A batteries-include MapReduce environment for academics, engineers, and researchers.
What does it do?
Cirrus makes it easier to perform large-scale computation and data analysis tasks using the MapReduce framework. While MapReduce is widely used in industry, the high cost and complexity of accessing a MapReduce infrastructure make it impractical for many potential users. Cirrus Cluster is a python library and set of command line tools that automates the complex processes of provisioning, launching, configuring, and monitoring a custom MapR hadoop cluster. Cirrus aims to be a batteries-include tool to support a MapReduce workflow tailored for the needs of engineers and researchers who don’t have a full-time IT support staff to manage the cluster.
How does it work?
Cirrus Cluster creates a computing environment on Amazon’s EC2 cloud with all the required software installed and ready to use. This environment consists of two elements: the workstation and the cluster. You connect to the workstation from your local machine. From the workstation, you can prepare your datasets test your code and eventually launch a cluster to run a complex processing pipeline on your datasets.
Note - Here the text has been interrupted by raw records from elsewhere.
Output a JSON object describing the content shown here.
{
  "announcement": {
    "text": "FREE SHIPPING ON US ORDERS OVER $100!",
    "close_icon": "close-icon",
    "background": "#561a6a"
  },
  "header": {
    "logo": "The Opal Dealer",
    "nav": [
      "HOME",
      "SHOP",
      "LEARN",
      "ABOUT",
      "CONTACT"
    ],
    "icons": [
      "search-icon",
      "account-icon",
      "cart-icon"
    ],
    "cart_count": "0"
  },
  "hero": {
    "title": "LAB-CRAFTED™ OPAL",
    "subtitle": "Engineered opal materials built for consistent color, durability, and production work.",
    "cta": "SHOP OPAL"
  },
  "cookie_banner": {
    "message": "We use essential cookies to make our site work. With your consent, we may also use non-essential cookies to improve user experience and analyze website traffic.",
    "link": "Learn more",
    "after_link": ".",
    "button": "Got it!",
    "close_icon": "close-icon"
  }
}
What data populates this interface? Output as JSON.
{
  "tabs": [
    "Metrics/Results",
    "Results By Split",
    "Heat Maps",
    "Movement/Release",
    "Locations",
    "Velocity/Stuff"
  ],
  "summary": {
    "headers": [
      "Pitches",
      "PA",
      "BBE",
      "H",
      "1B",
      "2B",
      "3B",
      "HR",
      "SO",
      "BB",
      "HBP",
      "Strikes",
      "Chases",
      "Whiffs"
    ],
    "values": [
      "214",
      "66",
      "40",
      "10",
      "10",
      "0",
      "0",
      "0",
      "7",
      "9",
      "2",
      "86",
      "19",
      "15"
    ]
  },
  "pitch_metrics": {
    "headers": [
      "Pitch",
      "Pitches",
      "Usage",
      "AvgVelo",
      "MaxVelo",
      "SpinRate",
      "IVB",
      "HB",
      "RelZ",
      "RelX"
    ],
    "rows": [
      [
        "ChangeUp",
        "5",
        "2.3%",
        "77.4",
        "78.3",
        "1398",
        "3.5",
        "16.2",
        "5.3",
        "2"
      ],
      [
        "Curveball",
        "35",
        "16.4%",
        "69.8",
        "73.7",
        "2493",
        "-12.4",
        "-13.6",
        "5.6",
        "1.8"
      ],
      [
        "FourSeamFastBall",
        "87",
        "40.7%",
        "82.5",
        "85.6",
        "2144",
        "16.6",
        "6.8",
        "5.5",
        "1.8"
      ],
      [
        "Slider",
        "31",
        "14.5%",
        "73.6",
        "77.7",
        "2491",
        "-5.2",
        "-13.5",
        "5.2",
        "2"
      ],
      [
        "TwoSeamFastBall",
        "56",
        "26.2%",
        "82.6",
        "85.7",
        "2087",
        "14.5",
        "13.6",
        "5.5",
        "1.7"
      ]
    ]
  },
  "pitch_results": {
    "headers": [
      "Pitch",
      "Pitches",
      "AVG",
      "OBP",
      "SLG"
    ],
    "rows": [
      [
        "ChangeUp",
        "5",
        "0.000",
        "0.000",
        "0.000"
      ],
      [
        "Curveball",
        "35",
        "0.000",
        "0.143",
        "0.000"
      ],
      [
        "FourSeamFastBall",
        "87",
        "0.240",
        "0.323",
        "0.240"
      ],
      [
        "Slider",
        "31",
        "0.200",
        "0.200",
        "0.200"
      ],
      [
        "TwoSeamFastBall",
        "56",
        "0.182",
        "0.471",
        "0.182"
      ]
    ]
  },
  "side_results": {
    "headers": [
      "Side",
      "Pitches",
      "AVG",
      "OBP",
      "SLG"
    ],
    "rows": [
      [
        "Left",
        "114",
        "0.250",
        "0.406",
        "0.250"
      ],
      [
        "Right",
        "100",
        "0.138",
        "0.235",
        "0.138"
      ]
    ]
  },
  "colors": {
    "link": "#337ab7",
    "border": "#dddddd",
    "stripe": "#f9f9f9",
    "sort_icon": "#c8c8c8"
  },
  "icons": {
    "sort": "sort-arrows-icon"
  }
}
Cirrus Cluster Computing Environment
workstation: | A persistent remote workstation setup for you in the AWS cloud. |
---|---|
cluster: | A temporary cluster setup for you in the AWS cloud on-demand. |
How much does it cost?
Cirrus Cluster is open source software and free to use and improve. However, you pay amazon for whatever resources you use. Roughly $1 per day to run the workstation and $6 per hour to run a typical cluster. See the estimating costs section for details.